What leadership means in non-hierarchical structures.

tyler malin
3 min readNov 13, 2021

Just because we have lived our entire lives in top-down hierarchical organizations that are owned by a few but built on the participation of the many does not mean that has to be our future.

In the past year, I have witnessed incredible innovation in how people have organized and come together to provide value and build a common vision into reality. From the E-Corps I have been modeling and starting up at Everyone Inc., to platform cooperatives to DAOs, there is now a vibrant array of new ways to work within communities to find a common vision, raise capital, self-organize to achieve complex tasks, and create wealth. I have spent the past year deeply engaged in how to build more democratic and more participant-managed organizations.

If our systems and organizations are evolving towards less hierarchical structures it is obvious that the next great new businesses of this era will need to have leaders that have vastly different skillsets than that of the old guard. Of course, some of those skills may involve unique dev, creative or growth-related skills — but more importantly, I believe leadership will need to embody a completely new set of core values and ethics to lead.

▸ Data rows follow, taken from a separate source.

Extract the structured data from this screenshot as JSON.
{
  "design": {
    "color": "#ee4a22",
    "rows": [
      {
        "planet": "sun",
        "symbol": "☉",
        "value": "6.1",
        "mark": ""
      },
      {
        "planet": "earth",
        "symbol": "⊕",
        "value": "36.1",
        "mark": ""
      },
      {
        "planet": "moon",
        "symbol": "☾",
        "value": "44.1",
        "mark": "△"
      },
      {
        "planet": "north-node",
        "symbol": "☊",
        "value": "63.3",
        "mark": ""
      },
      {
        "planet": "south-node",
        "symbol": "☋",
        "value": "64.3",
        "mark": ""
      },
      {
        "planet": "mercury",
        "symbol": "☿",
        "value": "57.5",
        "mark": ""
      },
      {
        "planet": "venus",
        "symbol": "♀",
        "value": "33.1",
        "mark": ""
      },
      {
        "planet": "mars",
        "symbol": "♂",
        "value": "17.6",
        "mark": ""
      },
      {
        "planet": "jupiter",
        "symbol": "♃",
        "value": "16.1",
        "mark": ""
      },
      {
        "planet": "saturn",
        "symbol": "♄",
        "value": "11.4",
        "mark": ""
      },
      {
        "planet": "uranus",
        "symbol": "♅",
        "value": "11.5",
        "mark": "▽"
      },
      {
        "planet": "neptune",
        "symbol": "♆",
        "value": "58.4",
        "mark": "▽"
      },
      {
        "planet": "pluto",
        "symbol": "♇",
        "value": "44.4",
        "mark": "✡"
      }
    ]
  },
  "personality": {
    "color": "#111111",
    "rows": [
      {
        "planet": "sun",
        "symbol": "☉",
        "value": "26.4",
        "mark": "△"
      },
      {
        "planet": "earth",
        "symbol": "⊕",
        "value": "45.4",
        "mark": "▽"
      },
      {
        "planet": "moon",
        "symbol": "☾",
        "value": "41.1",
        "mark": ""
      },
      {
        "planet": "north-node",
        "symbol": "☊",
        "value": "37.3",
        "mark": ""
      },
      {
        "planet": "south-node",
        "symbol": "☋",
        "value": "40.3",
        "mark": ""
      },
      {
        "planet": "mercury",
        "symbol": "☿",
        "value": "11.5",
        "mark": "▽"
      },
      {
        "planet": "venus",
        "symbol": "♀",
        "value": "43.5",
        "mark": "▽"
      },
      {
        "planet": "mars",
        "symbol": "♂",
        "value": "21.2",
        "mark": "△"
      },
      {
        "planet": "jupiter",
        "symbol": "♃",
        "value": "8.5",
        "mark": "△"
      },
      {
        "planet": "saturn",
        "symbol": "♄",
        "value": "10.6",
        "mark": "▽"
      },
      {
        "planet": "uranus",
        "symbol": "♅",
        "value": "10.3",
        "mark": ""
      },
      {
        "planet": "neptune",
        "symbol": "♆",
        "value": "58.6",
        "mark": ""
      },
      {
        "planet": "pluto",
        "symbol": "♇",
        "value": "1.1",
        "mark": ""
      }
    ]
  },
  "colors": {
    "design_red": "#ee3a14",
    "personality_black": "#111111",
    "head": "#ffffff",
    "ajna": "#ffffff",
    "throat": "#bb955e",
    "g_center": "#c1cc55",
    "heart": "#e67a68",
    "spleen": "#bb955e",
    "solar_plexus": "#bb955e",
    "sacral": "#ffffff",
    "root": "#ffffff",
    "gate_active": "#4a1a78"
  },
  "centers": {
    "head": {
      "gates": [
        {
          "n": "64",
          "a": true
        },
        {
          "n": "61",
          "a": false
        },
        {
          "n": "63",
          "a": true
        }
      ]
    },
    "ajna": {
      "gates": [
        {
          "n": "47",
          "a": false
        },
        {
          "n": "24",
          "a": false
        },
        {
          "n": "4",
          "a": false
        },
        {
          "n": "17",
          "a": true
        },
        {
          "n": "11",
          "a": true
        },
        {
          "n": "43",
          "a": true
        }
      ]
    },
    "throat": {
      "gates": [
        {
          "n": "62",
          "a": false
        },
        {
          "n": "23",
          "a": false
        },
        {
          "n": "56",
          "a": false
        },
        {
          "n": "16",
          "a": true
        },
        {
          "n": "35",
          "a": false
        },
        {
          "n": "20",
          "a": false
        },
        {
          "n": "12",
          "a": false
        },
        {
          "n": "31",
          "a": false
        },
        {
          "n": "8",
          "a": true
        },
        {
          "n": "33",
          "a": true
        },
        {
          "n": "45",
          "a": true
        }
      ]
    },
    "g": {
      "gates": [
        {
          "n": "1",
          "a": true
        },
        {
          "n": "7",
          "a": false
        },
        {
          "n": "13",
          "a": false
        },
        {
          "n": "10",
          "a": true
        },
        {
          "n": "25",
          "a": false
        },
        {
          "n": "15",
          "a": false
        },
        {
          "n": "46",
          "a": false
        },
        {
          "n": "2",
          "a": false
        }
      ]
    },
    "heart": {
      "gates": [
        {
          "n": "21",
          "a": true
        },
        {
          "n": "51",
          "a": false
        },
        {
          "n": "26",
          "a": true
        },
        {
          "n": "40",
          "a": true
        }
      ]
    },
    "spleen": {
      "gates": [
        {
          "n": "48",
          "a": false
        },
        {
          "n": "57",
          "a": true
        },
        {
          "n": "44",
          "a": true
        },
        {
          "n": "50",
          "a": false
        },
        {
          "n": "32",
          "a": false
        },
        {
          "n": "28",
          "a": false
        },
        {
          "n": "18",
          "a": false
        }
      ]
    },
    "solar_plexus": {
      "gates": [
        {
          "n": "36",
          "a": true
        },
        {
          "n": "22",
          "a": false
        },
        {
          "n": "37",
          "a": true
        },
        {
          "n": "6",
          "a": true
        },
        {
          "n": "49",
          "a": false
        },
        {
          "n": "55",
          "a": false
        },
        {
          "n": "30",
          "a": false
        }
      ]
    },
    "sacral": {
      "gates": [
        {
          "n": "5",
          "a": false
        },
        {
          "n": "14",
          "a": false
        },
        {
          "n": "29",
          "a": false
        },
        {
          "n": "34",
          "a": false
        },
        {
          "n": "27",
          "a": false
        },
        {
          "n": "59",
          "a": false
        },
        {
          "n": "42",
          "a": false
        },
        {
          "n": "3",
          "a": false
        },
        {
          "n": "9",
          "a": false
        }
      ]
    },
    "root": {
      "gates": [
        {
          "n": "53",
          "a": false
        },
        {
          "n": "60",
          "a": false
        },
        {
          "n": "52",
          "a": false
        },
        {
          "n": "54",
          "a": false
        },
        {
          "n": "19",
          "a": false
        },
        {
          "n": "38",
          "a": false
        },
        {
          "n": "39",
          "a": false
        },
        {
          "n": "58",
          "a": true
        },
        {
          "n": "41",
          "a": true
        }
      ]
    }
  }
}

I came across Dean Spade’s work through AOC’s Mutual Aid Toolkit (see below). I have always been interested in mutual aid as a principle because it certainly feels like how communities should be working together especially in times of need. It feels like people are supposed to help each other out but somehow we forgot that.

Mutual Aid 101: Toolkit

Dean’s book Mutual Aid: Building Solidarity During This Crisis (and the next) is a primer on why mutual aid is so important for individuals, communities, and democracy. The book goes into the theory of mutual aid and its history but is highly action-oriented providing concrete tools and plans to organize in our neighborhoods and create the communities we want to live in.

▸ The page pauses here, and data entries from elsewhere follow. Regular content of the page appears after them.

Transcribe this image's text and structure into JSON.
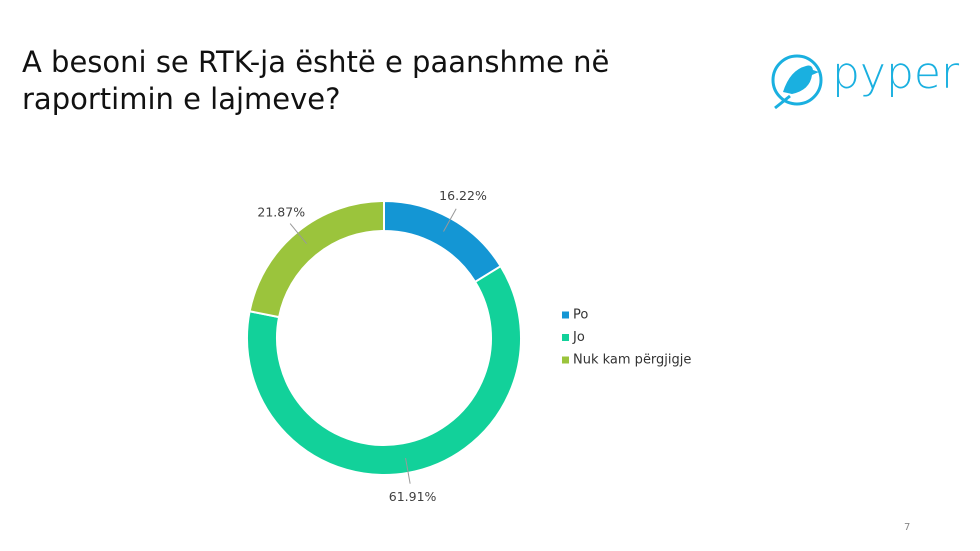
{
  "chart_data": {
    "type": "donut",
    "title": [
      "A besoni se RTK-ja është e paanshme në",
      "raportimin e lajmeve?"
    ],
    "categories": [
      "Po",
      "Jo",
      "Nuk kam përgjigje"
    ],
    "values": [
      16.22,
      61.91,
      21.87
    ],
    "value_labels": [
      "16.22%",
      "61.91%",
      "21.87%"
    ],
    "colors": [
      "#1496d4",
      "#12d19a",
      "#9bc43c"
    ],
    "legend": "right"
  },
  "logo_text": "pyper",
  "page_number": "7"
}
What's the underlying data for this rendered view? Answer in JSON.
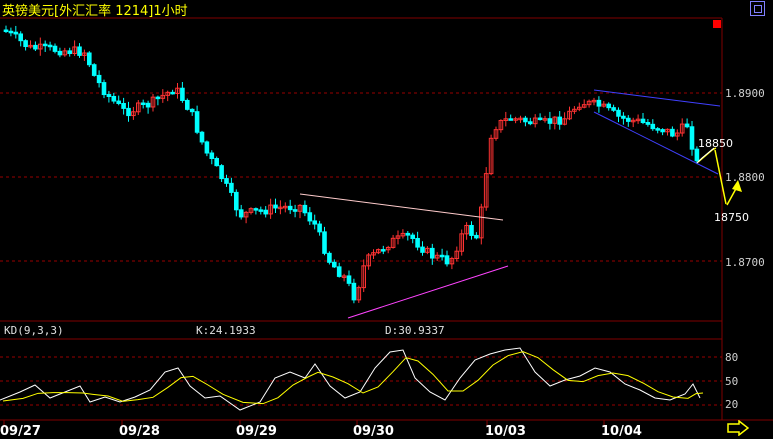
{
  "window": {
    "title": "英镑美元[外汇汇率 1214]1小时"
  },
  "price_axis": {
    "labels": [
      "1.8900",
      "1.8800",
      "1.8700"
    ]
  },
  "indicator": {
    "name": "KD(9,3,3)",
    "k_text": "K:24.1933",
    "d_text": "D:30.9337",
    "levels": [
      "80",
      "50",
      "20"
    ]
  },
  "annotations": {
    "upper_target": "18850",
    "lower_target": "18750"
  },
  "time_axis": {
    "labels": [
      "09/27",
      "09/28",
      "09/29",
      "09/30",
      "10/03",
      "10/04"
    ]
  },
  "colors": {
    "background": "#000000",
    "up_candle": "#ff3333",
    "down_candle": "#00ffff",
    "grid": "#990000",
    "k_line": "#ffffff",
    "d_line": "#ffff00",
    "title": "#ffff00",
    "nav_arrow": "#ffff00"
  },
  "chart_data": {
    "type": "candlestick",
    "symbol": "英镑美元",
    "interval": "1小时",
    "price_range": [
      1.865,
      1.897
    ],
    "gridlines": [
      1.89,
      1.88,
      1.87
    ],
    "approx_close_path": [
      {
        "x": "09/27",
        "close": 1.894
      },
      {
        "x": "09/28",
        "close": 1.892
      },
      {
        "x": "09/28",
        "close": 1.888
      },
      {
        "x": "09/29",
        "close": 1.88
      },
      {
        "x": "09/29",
        "close": 1.878
      },
      {
        "x": "09/30",
        "close": 1.868
      },
      {
        "x": "09/30",
        "close": 1.873
      },
      {
        "x": "10/03",
        "close": 1.887
      },
      {
        "x": "10/04",
        "close": 1.889
      },
      {
        "x": "10/04",
        "close": 1.882
      }
    ],
    "indicator": {
      "name": "KD",
      "params": [
        9,
        3,
        3
      ],
      "K": 24.1933,
      "D": 30.9337
    }
  }
}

Mutual Aid: Building Solidarity During This Crisis (and the Next)

It was in the context of building grassroots Mutal Aid that Dean posted a list of leadership qualities supporting mutuality vs. hierarchy.

Those qualities include:

  • Being just and accountable vs. success by domination.
  • Being Willing to admit mistakes vs. Fear of losing reputation or looking weak
  • Wining support by being supportive and trustworthy vs. Winning others’ support through status, fear.
  • Fostering compassion and a desire that no one is left out of the group vs. Fostering competition in the group
  • Seeing the long view and holds to values vs. Seeking immediate gains, even if it means big compromises.
  • Being Controlling, micromanaging vs. Being able to delegate, can ask for help, wants more people’s participation rather than more control.

I think this is a list that every decentralized organization should be seeking from leaders and I hope that a shift in focus will lead to a more diverse, more empathetic, and more successful set of leaders and ventures moving forward.